Everyone should be able to make an omelet. Egg cookery is as good a beginning as any, as it’s the first meal of the day, and because the process of learning to make an omelet is, I believe, not just a technique but a builder of character. One learns, necessarily, to be gentle when acquiring omelet skills: a certain measure of sensitivity is needed to discern what’s going on in your pan— and what to do about it. I have long believed that it is only right and appropriate that before one sleeps with someone, one should be able— if called upon to do so— to make them a proper omelet in the morning. Surely that kind of civility and selflessness would be both good manners and good for the world.

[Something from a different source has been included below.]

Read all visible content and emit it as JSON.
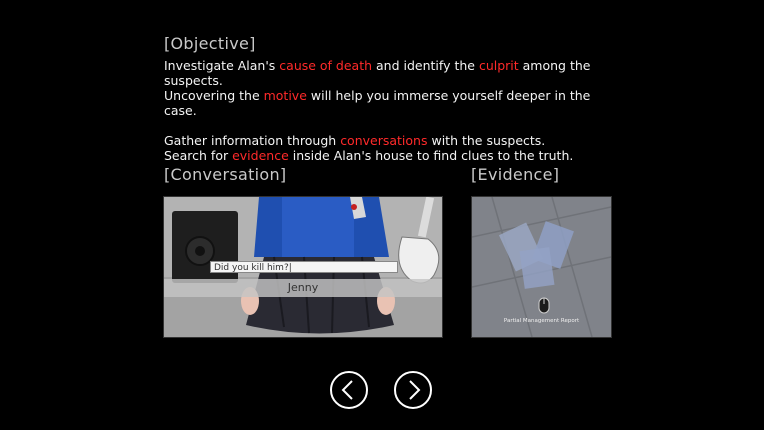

Perhaps omelet skills should be learned at the same time you learn to fuck. Perhaps there should be an unspoken agreement that in the event of loss of virginity, the more experienced of the partners should, afterward, make the other an omelet— passing along the skill at an important and presumably memorable moment.
Not boring, even though he had been at it a long time. And I’m very sorry there won’t be more of it.
There was a point in many episodes when he did repeat a single phrase. He’d be slurping noodles or eating BBQ or attacking a mound of shellfish, and he’d declare that he was in his “happy place.” Every time he said it, I felt it. I’d think, Hey, mine too. I’m sure a lot of people thought the same. Whatever else he was struggling with, Bourdain knew how to find the ways that food brought him comfort and joy. And his great talent was in sharing his joy in a way that we could all feel it. And that only makes the pain worse.